SIRT1 promotes endothelium-dependent vascular relaxation by activating endothelial nitric oxide synthase

• Published in: Proceedings of the National Academy of Sciences - PNAS Vol. 104; no. 37; pp. 14855 - 14860
• Main Authors: Mattagajasingh, Ilwola, Kim, Cuk-Seong, Naqvi, Asma, Yamamori, Tohru, Hoffman, Timothy A, Jung, Saet-Byel, DeRicco, Jeremy, Kasuno, Kenji, Irani, Kaikobad
• Format: Journal Article
• Language: English
• Published: United States National Academy of Sciences 11.09.2007; National Acad Sciences
• Subjects: Acetylation; Animals; Antibodies; Aorta, Thoracic - cytology; arteries; biochemical pathways; Biological Sciences; Blood pressure; Catalytic activity; Cells, Cultured; Cercopithecus aethiops; COS Cells; DNA, Complementary; Endothelial cells; endothelial nitric oxide synthase; Endothelium; Endothelium, Vascular - cytology; Endothelium, Vascular - physiology; energy intake; Enzyme Activation - drug effects; Human umbilical vein endothelial cells; Humans; longevity; low calorie diet; Metabolism; Mice; Nitrates - analysis; Nitric oxide; Nitric Oxide Synthase Type III - analysis; Nitric Oxide Synthase Type III - genetics; Nitric Oxide Synthase Type III - metabolism; Nitrites - analysis; Obesity; overweight; Oxides; Proteins; Rats; Recombinant Proteins - metabolism; RNA Interference; Sirtuin 1; Sirtuins - metabolism; Sirtuins - pharmacology; Sodium; Transfection; Umbilical Veins - cytology; Vasodilation; Veins & arteries
• ISSN: 0027-8424; 1091-6490
• DOI: 10.1073/pnas.0704329104

Reduced caloric intake decreases arterial blood pressure in healthy individuals and improves endothelium-dependent vasodilation in obese and overweight individuals.
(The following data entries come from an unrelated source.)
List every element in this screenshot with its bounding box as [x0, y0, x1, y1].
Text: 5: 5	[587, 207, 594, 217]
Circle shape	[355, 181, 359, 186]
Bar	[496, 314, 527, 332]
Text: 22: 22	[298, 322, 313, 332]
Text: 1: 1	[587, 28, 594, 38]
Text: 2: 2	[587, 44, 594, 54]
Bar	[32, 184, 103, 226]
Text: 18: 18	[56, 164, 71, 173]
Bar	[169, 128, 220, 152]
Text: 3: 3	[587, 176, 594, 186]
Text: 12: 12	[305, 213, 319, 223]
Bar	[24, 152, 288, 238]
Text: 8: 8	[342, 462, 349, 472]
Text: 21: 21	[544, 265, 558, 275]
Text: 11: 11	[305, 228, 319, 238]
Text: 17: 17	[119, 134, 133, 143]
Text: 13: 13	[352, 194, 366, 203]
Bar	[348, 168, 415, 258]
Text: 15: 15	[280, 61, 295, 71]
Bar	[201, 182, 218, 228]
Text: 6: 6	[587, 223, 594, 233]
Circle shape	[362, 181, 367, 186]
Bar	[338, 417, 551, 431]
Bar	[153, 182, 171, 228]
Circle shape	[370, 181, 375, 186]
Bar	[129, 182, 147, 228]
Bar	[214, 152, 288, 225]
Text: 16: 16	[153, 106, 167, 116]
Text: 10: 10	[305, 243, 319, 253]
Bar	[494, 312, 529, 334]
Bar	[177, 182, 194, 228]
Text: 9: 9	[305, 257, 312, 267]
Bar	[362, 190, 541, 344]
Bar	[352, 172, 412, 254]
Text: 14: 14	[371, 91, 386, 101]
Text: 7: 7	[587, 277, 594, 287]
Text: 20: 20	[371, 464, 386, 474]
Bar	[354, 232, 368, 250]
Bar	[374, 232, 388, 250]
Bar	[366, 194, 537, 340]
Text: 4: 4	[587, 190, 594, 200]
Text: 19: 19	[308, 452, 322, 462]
The SIRT1 protein deacetylase mediates many of the effects of calorie restriction (CR) on organismal lifespan and metabolic pathways. However, the role of SIRT1 in regulating endothelium-dependent vasomotor tone is not known. Here we show that SIRT1 promotes endothelium-dependent vasodilation by targeting endothelial nitric oxide synthase (eNOS) for deacetylation. SIRT1 and eNOS colocalize and coprecipitate in endothelial cells, and SIRT1 deacetylates eNOS, stimulating eNOS activity and increasing endothelial nitric oxide (NO). SIRT1-induced increase in endothelial NO is mediated through lysines 496 and 506 in the calmodulin-binding domain of eNOS. Inhibition of SIRT1 in the endothelium of arteries inhibits endothelium-dependent vasodilation and decreases bioavailable NO. Finally, CR of mice leads to deacetylation of eNOS. Our results demonstrate that SIRT1 plays a fundamental role in regulating endothelial NO and endothelium-dependent vascular tone by deacetylating eNOS. Furthermore, our results provide a possible molecular mechanism connecting the effects of CR on the endothelium and vascular tone to SIRT1-mediated deacetylation of eNOS.